The loan market is often shrouded in mystery, given its rather private nature. But how much of an enigma is acceptable?

Asia’s syndicated loan market increasingly appears to find more hoops for bankers to jump through.

Now when a bank wants to market a deal, it typically sends out an invitation letter to potential lenders. This letter contains the basic information, like the company’s name, loan size, tenor and pricing. It also contains a short introduction about the borrower, the purpose of the deal, and the timeline.

If banks are interested, they sign a non-disclosure agreement to receive the term sheet, where the full structure of the transaction, including covenants and collateral packages, will be disclosed.

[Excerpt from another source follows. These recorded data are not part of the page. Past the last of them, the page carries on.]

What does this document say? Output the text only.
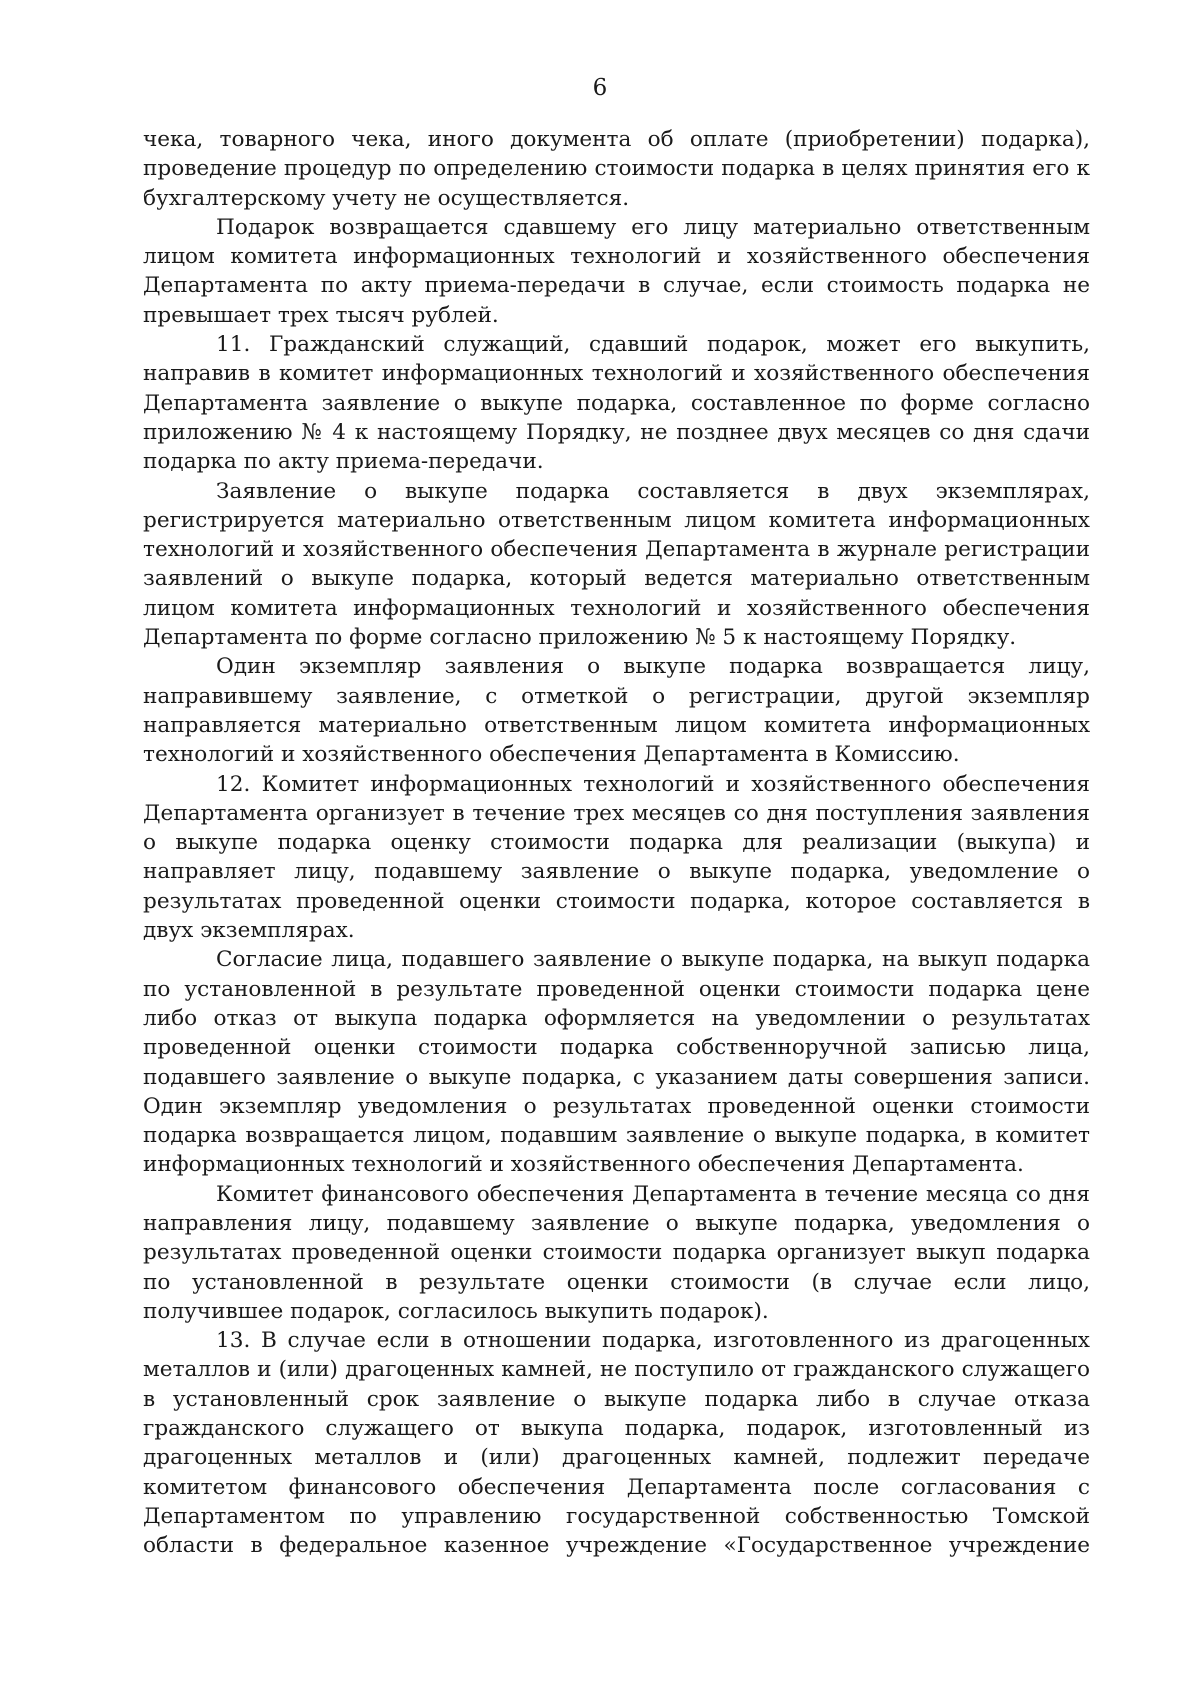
6

чека, товарного чека, иного документа об оплате (приобретении) подарка), проведение процедур по определению стоимости подарка в целях принятия его к бухгалтерскому учету не осуществляется.

Подарок возвращается сдавшему его лицу материально ответственным лицом комитета информационных технологий и хозяйственного обеспечения Департамента по акту приема-передачи в случае, если стоимость подарка не превышает трех тысяч рублей.

11. Гражданский служащий, сдавший подарок, может его выкупить, направив в комитет информационных технологий и хозяйственного обеспечения Департамента заявление о выкупе подарка, составленное по форме согласно приложению № 4 к настоящему Порядку, не позднее двух месяцев со дня сдачи подарка по акту приема-передачи.

Заявление о выкупе подарка составляется в двух экземплярах, регистрируется материально ответственным лицом комитета информационных технологий и хозяйственного обеспечения Департамента в журнале регистрации заявлений о выкупе подарка, который ведется материально ответственным лицом комитета информационных технологий и хозяйственного обеспечения Департамента по форме согласно приложению № 5 к настоящему Порядку.

Один экземпляр заявления о выкупе подарка возвращается лицу, направившему заявление, с отметкой о регистрации, другой экземпляр направляется материально ответственным лицом комитета информационных технологий и хозяйственного обеспечения Департамента в Комиссию.

12. Комитет информационных технологий и хозяйственного обеспечения Департамента организует в течение трех месяцев со дня поступления заявления о выкупе подарка оценку стоимости подарка для реализации (выкупа) и направляет лицу, подавшему заявление о выкупе подарка, уведомление о результатах проведенной оценки стоимости подарка, которое составляется в двух экземплярах.

Согласие лица, подавшего заявление о выкупе подарка, на выкуп подарка по установленной в результате проведенной оценки стоимости подарка цене либо отказ от выкупа подарка оформляется на уведомлении о результатах проведенной оценки стоимости подарка собственноручной записью лица, подавшего заявление о выкупе подарка, с указанием даты совершения записи. Один экземпляр уведомления о результатах проведенной оценки стоимости подарка возвращается лицом, подавшим заявление о выкупе подарка, в комитет информационных технологий и хозяйственного обеспечения Департамента.

Комитет финансового обеспечения Департамента в течение месяца со дня направления лицу, подавшему заявление о выкупе подарка, уведомления о результатах проведенной оценки стоимости подарка организует выкуп подарка по установленной в результате оценки стоимости (в случае если лицо, получившее подарок, согласилось выкупить подарок).

13. В случае если в отношении подарка, изготовленного из драгоценных металлов и (или) драгоценных камней, не поступило от гражданского служащего в установленный срок заявление о выкупе подарка либо в случае отказа гражданского служащего от выкупа подарка, подарок, изготовленный из драгоценных металлов и (или) драгоценных камней, подлежит передаче комитетом финансового обеспечения Департамента после согласования с Департаментом по управлению государственной собственностью Томской области в федеральное казенное учреждение «Государственное учреждение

But this process seems to be getting ever more onerous for those in Hong Kong.

Some of my friends still burning the midnight oil (albeit at home) have told me of recent invitation letters containing only the company name and deal size. Sometimes, even the borrower’s name is not revealed, instead being replaced by a brief description of the sector the company is in and where it is listed, if it is a public firm.

Now, many have got used to this cloak-and-dagger situation that is increasingly an integral part of the loan market. They shrug it off, sign the NDA and wait for more information.

But the secrecy has now reached a new level. One bank recently sent out an invitation letter revealing only the deal size and the industry of the potential borrower. So far, so normal (if you can call this normal). The chaps I spoke to signed the NDA, expecting full details in return.

But what came next threw them off guard. The lead bank only sent back the borrower’s name, the tenor and pricing details. There was no word of the company’s business or deal timeline.

Instead, there was a request to sign a second NDA to gain further information, leaving my friends scratching their heads about the purpose of the two-step NDA process.

My advice to them? As always, when facing any mind-numbing task, turn it into a drinking game — but get the loans bankers to buy the rounds. After all, everything seems better after a few drinks, even NDAs.